Yet if we say no to the unjust means of torture, then what about killing another human being in an effort to bring about a just situation? St. Cyprian, Epistle 1.6 says, "Homicidium quum admittunt singuli, crimen est, virtus vocatur publice geritur. Inpunitatem sceleribus acquirit non innocentiae ratio, sed saevitiae magnitudo." "When individuals take a human life it is called a crime. It is called a virtue when it is done publicly. It is not a reason of innocence that obtains impunity for crimes, but the magnitude of their savagery."These are good questions, and I'd like to discuss them here.
The discussion of torture leads us to discussions about taking a life in execution or on the battlefield. What acts of violence can be justified? When can they be justified? Where can they be justified?
How are we to square torture, even if it leads to information that results in a moral good, with Jesus' admonition to turn the other cheek and to do good to our enemies?
To begin with, the Catechism of the Catholic Church's section on the fifth commandment discusses in detail both the issue of self-defense, and the state's duty to preserve the common good. While the Catechism points out that the use of the death penalty should be rare and should be limited to those times when "...this is the only practicable way to defend the lives of human beings effectively against the aggressor...." (CCC 2267), many Catholics will find themselves disagreeing, not about the Church's teachings on the death penalty, but on merely prudential matters: e.g., is this particular case or this particular death sentence just or not. In terms of self-defence, things are more clear-cut: an agressor does not have the right to harm or kill us, and we have the right to defend ourselves from his aggression even when this means taking his life (which should not be done if lesser means of defense will suffice).
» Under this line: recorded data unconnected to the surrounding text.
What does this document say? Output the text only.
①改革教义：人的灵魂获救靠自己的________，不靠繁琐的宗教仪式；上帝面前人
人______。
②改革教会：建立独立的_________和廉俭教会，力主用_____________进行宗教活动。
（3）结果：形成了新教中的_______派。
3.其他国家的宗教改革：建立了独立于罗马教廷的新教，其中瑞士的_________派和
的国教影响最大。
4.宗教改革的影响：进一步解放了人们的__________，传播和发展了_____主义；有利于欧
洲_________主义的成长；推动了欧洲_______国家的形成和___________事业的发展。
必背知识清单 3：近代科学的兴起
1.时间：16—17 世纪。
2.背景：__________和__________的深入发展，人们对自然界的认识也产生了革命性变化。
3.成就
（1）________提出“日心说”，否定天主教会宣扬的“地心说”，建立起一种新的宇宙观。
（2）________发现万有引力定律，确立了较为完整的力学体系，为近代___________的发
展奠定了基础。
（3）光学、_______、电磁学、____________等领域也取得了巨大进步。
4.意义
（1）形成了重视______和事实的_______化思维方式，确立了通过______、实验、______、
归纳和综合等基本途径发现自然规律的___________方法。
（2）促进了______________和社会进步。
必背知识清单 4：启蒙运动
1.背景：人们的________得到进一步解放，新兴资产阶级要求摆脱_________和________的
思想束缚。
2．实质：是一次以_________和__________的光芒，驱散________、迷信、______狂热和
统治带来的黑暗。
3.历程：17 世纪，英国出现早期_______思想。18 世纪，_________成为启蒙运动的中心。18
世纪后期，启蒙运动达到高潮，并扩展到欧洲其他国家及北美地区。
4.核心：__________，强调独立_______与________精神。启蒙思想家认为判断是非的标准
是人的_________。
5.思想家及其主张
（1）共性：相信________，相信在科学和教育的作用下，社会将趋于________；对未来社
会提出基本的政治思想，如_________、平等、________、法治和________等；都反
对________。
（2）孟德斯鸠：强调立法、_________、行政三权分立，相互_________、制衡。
In talking about these matters, though, I think it is necessary to go beyond the merely legal (that is, what the Church allows) and toward the deeper Christian principles at work. We are to love our enemies, and pray for our persecutors; this has never been an easy task, but it has never been abrogated, and there are no exceptions to the rule.
One of the works of mercy, for instance, is to visit the imprisoned; Jesus did not say "...except for those who might be guilty, or who attacked our nation, or who are terrorists," and so on. The Christian is challenged to see the image of God, the presence of Christ, in the most terrible of criminals, and to recognize that no one ever born has been completely beyond the mercy of God while he yet lived. While not every person is called to enter into prison ministry, we are all supposed to remember that the man or woman behind bars is still our brother or sister, and to pray for them and refuse to participate in speech or conversation that dehumanizes them or makes their crimes and guilt an excuse to treat them as mere animals in a cage.
The reason that torture is different from lawful incarceration and punishment is precisely because the victim is being treated as less than fully human. It is "okay" to simulate drowning, chain him up in a cell that is being kept at 38 degrees Fahrenheit, threaten to kill his family in front of him, and otherwise engage in behaviors designed to cause him pain and fear because he's not a real person, not someone like us; he's just a filthy terrorist, or a dirty criminal, or a member of a racial group we want to exterminate...it doesn't take long to get to that point.
None of this is to minimize the very real damage terrorists have done and continue to do. But lawful punishment for crime does not include inflicting pain and terror on those in our custody who have not even stood trial for what they might or might not have done. And lawful punishment is restricted to the good act of removing from society those who have harmed the social order; it is not lawful to reduce the person in custody to the status of a non-person and to treat him as we would never wish any person we cared about to be treated.
Some object here by saying, "Well, I wouldn't want my spouse or my child locked up in prison, either." That is true as a general principle. But suppose someone we loved was actually guilty of an act of terror--would we still insist they ought not be locked up? But on the other hand, would we still insist it was okay to subject them to waterboarding, cold cells, sleep deprivation, strappado, or other methods of "enhanced interrogation" if it were possible they knew about other terrorist plots? Could we even imagine accepting it as the legitimate role of any authority to treat someone we loved in this way?
We must love our enemies. We must love our neighbor as ourselves. And this is no less true when our enemy and neighbor is someone who hates us and would like to see our country attacked, and our people die in great number. We can't address that hatred with more hatred, with acts that remove from this person his very personhood. Not only does this violate the law of God, but it also creates an even greater likelihood that our enemy will grow to hate us even more than he already does.